While yesterday's event was far smaller than Wednesday's affair, well over a thousand people crammed into the park for the nightly general assembly meeting, including Gail Moran and Sarah Underhill, who had driven in from New Paltz. "We had to see it and we just had to support it," Underhill said. Both women dispelled the idea that the protesters were mainly young and white. "If you just walk around here you know that's not true," Moran, an administrative assistant at a manufacturing company said. Would they be spending the night? "Oh no," Underhill said. "I'm staying with my friend in the East Village." She did have a week off from her job as an RN coming up, "so now I just want to come back down—I don't really want to leave."

As the movement grows, the task of coexisting in such a small space with so many people becomes increasingly trying. Halfway through the meeting, a young man approached an older, thickly bearded protester munching on a plate of food. "Get the fuck off my bed, yo!" He was referring to a thin ground pad underneath a tub of baby wipes that he had apparently arranged on one of the marble benches. "I thought it was a bench," the bearded man meekly replied, as those around him bristled at the young man's hostility. "Use those big eyes you got. This is a bed, dumbass."

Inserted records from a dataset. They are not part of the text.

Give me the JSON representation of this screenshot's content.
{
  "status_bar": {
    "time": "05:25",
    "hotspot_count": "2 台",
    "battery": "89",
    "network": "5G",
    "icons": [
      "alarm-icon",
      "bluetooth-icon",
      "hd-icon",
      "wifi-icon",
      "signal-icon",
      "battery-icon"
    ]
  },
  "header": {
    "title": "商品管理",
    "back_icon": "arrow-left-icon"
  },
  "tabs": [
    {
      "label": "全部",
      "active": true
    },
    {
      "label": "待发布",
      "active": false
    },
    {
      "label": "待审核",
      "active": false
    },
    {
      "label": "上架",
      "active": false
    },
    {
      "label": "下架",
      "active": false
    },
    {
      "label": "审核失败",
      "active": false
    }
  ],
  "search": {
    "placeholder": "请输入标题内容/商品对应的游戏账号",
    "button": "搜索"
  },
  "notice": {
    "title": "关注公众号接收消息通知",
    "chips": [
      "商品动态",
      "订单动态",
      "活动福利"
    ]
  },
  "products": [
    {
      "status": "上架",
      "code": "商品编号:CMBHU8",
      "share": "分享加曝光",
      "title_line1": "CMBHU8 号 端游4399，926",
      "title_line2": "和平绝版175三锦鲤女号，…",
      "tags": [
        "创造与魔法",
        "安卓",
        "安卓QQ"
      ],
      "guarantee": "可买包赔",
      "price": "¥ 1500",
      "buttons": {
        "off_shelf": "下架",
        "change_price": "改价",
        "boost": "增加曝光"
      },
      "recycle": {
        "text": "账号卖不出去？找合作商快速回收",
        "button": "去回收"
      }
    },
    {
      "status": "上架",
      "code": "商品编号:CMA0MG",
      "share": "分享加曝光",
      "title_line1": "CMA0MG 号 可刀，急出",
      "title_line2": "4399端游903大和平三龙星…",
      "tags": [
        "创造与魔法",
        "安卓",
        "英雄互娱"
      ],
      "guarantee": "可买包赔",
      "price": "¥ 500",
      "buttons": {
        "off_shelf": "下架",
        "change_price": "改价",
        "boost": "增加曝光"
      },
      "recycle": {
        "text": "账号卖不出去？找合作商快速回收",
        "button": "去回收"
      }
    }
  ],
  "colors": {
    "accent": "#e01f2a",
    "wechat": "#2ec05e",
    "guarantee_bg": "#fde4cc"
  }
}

Another older man in a helmet covered in union insignias tried to skip the 40-minute-long food line. "All these fat fucking tourists are eating my food. I been camping here every night!" A kitchen worker quietly told him that he'd have to wait like everyone else. "Jesus, fucking bullshit," and off he walked.

Sanitation in the park, an issue often raised by the movement's detractors, may pose the biggest challenge as more people join the protests. "There really needs to be better trash management," Underhill said. She assists in coordinating the sanitation efforts at Pete Seeger's Clearwater Festival every year. "And composting toilets would help too, but they're going to need a sanitary place to keep them, and a van," she shook her head as if recognizing the financial restraints placed on the protesters. "We'll do everything we can to help."

As the human mic droned on, some people peeled off to enjoy the music playing on the west side of the park. They had the choice between a booming drum circle and a quartet of guitarists and a saxophone player. We caught up with the sergeant who had told us to keep his fraternizations with the protesters private. "People are so tech savvy, they're liable to take my picture and juxtapose it with something else, something I didn't do," he said. Didn't he think that the protesters would cheer a cop that spent time with them without icy stares or pepper spray? "Maybe," he shrugged, before resuming his lean on a barricade.